Huffing lightly in irritation, she closed her old copy of Pride and Prejudice after having dog-eared the page she was on and grabbed her walking stick. She trotted right upto the window, looking at the rain without her characteristic smile.
 
She stared for a couple of seconds before the windows opened inside her mind, taking her back to her childhood home where she had once stared at the rain just like she did now.
 
It had been an hour or two past midnight when the rain came. She had been staring out of her open windows since long before it did. The little girl had been sick and quiet that day – her mother had died praying. It was an untimely death but she’d soon figured out what it meant.
 
She’d shivered slightly as a gust of wind had blown against her small frame, bringing her the rain.
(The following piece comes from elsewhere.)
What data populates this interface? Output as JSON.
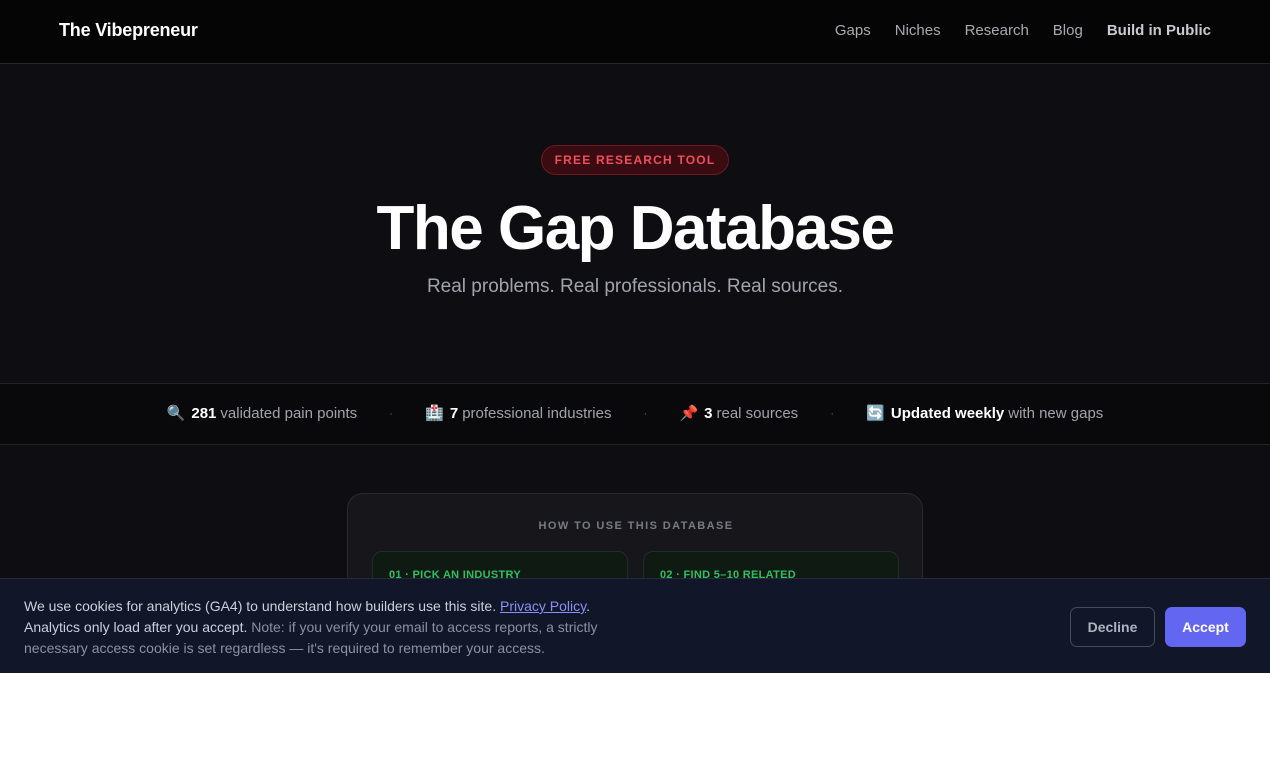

But instead of smiling, she’d sent out a whisper that day. Her mother had always told her that God made the skies rain and turned the dead into stars. He kept them close, the ones who remained good. Her mother had always been good so she’d sent for her mother’s God who made it rain.
 
Mrs. Nair could never quite remember what she had whispered on her mother’s day of dying but she did remember the thunder that had roared back at her. She had kept whispering, the skies had kept thundering and the rain had kept on falling through the night. And just like that, morning had come.
 
That night, something in the little girl had changed. The rain had brought solace and shown her to the morning sky. An irrational bond had been made between a rational girl and the falling drops of water. The latter had come alive in her heart and she had felt a presence that brought her peace.
 
Later in her life when Mrs. Nair sometimes tried to place herself between theism and atheism, she found herself thinking of that night. She did not believe in Lord Shiva or Lord Indra, the God of rain and the world for her worked purely on chance and probability, but that one night when the rain had fallen by her window and thunder had rolled from the skies against her soft whispers, she had felt a presence she could not shake. It would not let her choose atheism because a part of her believed someone had rained down by her bedroom window.
 
Maybe the rain had brought her the dead, maybe it had brought her God Himself, or maybe she was just a terrified child in need of courage who had sought comfort in the downpour – she could not figure it out then and she could not figure it out now.
 
All Mrs. Nair did know by now was that the rain that had come knocking on her window on that fateful night had brought her a new day and some hope. So as she finally opened her window to let her visitor in, she whole-heartedly smiled.
 
Ten minutes later, she shut her door behind her and walked out without her stick. The window just wasn’t enough sometimes.